Minoru Sensei believes, “This is why a direct, individualized transmission of karate is essential for its survival as a true martial discipline and art, and why teaching more than a handful of students at a time, is rarely successful.” Isn’t it possible that he has it correct? He is considered a highly trained and proficient martial artist. Does that mean he is to be believed and his belief accepted?
In the model Minoru Sensei each practitioner gets a more individualized form of instruction, training and practice. We are all unique and have unique needs and requirements in order to learn, grow and prosper. Example, knowing the sense mode of the student provides a more conducive learning experience since that allows sensei to teach that person using that mode as a primary teaching tool. This allows a manageable teaching format that adjusts to every student to address both their unique strengths as well as weaknesses.
I have preached the sermon of what it takes to be the best sensei possible but not many reach that level yet many can achieve greatness in teaching, training and instructing if they can touch most of the qualities, requirements, abilities and knowledge of a solid and qualified traditional karate instructor.
This also means that in some forms of what folks refer to as traditional instruction that remaining in a static, one size fits all, format where innovations are discouraged over some dogmatic belief that this is what makes traditional, traditional, is found to be patently incorrect and actually non-traditional. This type of thought process tends to be about a person trying to enhance their own personal prestige and mind-bend followers so they will remain and worship also to promote that persons views, beliefs and creations, many of these sensei tend to make exaggerated claims, to keep followers associated with their system, regarding connections cleverly chosen toward a unprovable genealogy that promotes their system, beliefs and creations stifling growth potential of both the system and their students.

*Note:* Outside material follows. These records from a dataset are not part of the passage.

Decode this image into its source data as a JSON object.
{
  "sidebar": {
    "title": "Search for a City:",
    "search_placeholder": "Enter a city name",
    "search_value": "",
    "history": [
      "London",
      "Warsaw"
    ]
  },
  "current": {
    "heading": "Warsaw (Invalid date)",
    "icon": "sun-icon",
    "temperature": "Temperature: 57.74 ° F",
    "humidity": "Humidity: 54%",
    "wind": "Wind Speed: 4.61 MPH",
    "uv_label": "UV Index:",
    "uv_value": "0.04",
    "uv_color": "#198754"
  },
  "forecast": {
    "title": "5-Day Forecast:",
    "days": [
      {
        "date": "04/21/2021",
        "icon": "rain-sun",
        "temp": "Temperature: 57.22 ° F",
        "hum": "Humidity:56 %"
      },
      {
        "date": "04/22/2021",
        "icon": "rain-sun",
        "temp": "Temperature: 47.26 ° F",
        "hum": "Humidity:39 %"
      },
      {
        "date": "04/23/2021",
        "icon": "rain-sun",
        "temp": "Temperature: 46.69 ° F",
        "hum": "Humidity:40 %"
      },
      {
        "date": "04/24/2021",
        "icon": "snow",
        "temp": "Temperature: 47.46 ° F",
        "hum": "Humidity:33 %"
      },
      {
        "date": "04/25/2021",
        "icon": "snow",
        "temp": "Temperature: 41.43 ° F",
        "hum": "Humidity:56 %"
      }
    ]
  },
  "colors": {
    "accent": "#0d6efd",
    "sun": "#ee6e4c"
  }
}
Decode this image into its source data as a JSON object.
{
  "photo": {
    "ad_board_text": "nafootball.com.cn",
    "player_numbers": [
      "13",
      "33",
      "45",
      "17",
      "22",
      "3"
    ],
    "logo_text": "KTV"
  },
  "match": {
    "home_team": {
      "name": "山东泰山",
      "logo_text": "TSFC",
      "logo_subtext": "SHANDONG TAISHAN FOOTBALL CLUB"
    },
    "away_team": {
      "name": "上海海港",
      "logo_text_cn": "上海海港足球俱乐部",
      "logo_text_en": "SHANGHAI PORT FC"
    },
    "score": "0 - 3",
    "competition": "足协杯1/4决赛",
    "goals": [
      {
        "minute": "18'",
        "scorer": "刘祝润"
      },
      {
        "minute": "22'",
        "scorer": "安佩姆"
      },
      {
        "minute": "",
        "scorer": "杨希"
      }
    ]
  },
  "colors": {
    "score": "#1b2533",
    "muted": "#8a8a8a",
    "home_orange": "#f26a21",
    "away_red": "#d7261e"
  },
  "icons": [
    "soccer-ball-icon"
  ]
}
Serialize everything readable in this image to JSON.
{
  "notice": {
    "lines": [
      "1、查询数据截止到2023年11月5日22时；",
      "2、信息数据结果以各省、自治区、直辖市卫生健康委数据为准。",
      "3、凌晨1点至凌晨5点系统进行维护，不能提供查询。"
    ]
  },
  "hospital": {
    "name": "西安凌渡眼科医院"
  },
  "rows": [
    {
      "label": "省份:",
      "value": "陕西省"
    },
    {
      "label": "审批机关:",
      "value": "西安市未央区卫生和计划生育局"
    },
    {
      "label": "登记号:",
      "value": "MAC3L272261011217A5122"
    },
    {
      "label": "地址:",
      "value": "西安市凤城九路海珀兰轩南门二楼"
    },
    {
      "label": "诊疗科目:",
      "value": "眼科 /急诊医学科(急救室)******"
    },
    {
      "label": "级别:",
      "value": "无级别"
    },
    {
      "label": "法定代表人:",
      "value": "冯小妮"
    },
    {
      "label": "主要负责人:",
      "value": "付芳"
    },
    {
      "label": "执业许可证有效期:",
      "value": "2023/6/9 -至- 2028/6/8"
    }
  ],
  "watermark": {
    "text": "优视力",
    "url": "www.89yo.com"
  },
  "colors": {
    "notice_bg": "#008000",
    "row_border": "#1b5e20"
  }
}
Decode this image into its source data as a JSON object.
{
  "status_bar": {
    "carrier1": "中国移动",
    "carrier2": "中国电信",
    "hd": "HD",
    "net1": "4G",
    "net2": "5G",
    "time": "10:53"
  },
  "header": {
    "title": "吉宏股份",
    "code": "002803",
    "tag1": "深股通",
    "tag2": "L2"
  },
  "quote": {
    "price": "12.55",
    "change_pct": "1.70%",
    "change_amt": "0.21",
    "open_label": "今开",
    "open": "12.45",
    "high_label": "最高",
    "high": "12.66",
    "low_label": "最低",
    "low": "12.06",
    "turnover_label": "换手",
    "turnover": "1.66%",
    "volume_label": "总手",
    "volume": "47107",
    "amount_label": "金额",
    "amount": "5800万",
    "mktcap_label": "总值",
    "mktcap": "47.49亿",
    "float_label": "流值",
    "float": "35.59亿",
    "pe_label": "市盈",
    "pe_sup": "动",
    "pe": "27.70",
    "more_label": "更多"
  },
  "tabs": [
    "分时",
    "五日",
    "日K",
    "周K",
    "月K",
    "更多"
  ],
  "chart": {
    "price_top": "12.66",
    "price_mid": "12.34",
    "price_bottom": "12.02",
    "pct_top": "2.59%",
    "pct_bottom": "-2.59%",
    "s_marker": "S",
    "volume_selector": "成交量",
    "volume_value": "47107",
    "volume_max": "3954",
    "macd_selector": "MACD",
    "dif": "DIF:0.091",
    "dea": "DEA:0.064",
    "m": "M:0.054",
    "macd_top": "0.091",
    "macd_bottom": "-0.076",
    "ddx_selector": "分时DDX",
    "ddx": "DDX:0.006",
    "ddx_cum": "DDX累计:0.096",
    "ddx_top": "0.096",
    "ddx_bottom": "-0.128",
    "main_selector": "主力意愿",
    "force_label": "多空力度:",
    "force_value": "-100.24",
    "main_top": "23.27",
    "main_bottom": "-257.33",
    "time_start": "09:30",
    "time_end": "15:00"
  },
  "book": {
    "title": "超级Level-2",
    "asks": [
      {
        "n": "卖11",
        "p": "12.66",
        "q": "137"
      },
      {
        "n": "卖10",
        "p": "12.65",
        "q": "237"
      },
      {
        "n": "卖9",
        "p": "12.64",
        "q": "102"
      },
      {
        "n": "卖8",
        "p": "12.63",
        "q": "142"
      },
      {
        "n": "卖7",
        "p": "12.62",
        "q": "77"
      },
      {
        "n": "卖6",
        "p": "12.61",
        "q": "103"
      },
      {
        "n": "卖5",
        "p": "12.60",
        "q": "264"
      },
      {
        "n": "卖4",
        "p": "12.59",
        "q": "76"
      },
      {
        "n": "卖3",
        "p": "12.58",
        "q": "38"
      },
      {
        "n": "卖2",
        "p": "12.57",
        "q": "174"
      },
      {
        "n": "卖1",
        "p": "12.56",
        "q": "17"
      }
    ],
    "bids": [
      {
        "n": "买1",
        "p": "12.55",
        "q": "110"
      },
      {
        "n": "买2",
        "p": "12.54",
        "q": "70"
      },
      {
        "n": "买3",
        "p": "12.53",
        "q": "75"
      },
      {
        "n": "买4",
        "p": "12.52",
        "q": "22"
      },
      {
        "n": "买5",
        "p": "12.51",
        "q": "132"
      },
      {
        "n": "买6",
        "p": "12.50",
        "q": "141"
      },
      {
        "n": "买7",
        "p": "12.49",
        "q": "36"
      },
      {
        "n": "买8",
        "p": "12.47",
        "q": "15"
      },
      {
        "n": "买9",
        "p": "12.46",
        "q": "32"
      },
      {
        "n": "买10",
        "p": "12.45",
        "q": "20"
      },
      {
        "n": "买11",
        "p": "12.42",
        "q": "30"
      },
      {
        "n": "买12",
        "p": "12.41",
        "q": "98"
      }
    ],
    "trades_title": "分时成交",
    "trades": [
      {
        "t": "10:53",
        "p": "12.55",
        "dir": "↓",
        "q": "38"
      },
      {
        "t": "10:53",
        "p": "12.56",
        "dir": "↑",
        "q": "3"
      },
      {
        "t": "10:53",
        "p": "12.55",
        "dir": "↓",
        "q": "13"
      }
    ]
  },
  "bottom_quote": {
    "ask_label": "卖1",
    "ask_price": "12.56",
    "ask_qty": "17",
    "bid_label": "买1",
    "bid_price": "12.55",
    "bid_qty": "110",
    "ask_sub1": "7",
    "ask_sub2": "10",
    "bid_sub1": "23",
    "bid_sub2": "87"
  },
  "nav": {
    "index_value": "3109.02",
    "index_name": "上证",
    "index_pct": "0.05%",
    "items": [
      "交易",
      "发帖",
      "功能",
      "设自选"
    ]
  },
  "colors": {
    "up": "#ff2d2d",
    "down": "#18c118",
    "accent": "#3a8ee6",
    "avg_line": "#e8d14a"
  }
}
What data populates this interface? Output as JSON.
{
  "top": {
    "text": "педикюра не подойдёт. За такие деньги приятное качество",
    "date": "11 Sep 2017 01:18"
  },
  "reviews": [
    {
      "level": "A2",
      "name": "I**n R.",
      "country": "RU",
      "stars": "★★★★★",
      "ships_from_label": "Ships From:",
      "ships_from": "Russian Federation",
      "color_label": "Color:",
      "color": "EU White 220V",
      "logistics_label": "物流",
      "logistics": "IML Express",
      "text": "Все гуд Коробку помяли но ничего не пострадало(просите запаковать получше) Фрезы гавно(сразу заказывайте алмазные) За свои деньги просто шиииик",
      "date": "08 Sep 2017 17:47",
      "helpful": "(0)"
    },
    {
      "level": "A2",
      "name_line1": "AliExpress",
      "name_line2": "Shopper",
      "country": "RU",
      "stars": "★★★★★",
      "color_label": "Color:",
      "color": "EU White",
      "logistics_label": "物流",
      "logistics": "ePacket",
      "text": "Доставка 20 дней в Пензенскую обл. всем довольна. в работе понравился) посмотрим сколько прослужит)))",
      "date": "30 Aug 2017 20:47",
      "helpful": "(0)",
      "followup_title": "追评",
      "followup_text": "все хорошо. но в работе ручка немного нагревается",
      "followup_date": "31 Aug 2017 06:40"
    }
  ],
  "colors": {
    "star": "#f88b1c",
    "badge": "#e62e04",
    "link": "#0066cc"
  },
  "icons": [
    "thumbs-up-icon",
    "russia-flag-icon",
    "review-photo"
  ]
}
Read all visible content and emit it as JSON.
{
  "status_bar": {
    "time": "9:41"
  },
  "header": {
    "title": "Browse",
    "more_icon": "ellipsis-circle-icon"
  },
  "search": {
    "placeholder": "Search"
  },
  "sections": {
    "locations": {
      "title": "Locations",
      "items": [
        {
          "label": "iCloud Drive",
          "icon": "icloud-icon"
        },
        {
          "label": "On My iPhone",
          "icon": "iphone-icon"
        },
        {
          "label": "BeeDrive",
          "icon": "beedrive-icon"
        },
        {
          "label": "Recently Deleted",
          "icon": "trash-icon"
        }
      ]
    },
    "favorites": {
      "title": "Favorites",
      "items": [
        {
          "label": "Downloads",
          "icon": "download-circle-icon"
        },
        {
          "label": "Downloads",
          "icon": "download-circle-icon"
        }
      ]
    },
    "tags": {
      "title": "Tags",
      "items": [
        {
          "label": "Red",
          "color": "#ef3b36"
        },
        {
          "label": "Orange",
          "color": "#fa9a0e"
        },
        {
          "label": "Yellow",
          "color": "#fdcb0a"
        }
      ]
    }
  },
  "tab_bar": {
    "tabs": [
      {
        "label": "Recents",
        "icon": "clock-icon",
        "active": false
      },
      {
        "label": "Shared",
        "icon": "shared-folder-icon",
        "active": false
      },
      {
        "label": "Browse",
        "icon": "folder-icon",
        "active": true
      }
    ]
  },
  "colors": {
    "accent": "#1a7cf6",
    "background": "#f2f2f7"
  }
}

Karate’s true nature is about passing down the entire system as a complete and whole “One system,” and therefore requires one pass along with efficiency and productivity that can only come from a proper ration of sensei to student, i.e., often about three to five students per sensei. When your student body expands beyond that ration things begin to fall by the wayside becoming lost for all time. As each generation comes another part is lost and those loses mean karate becomes an empty shell devoid of its very essence.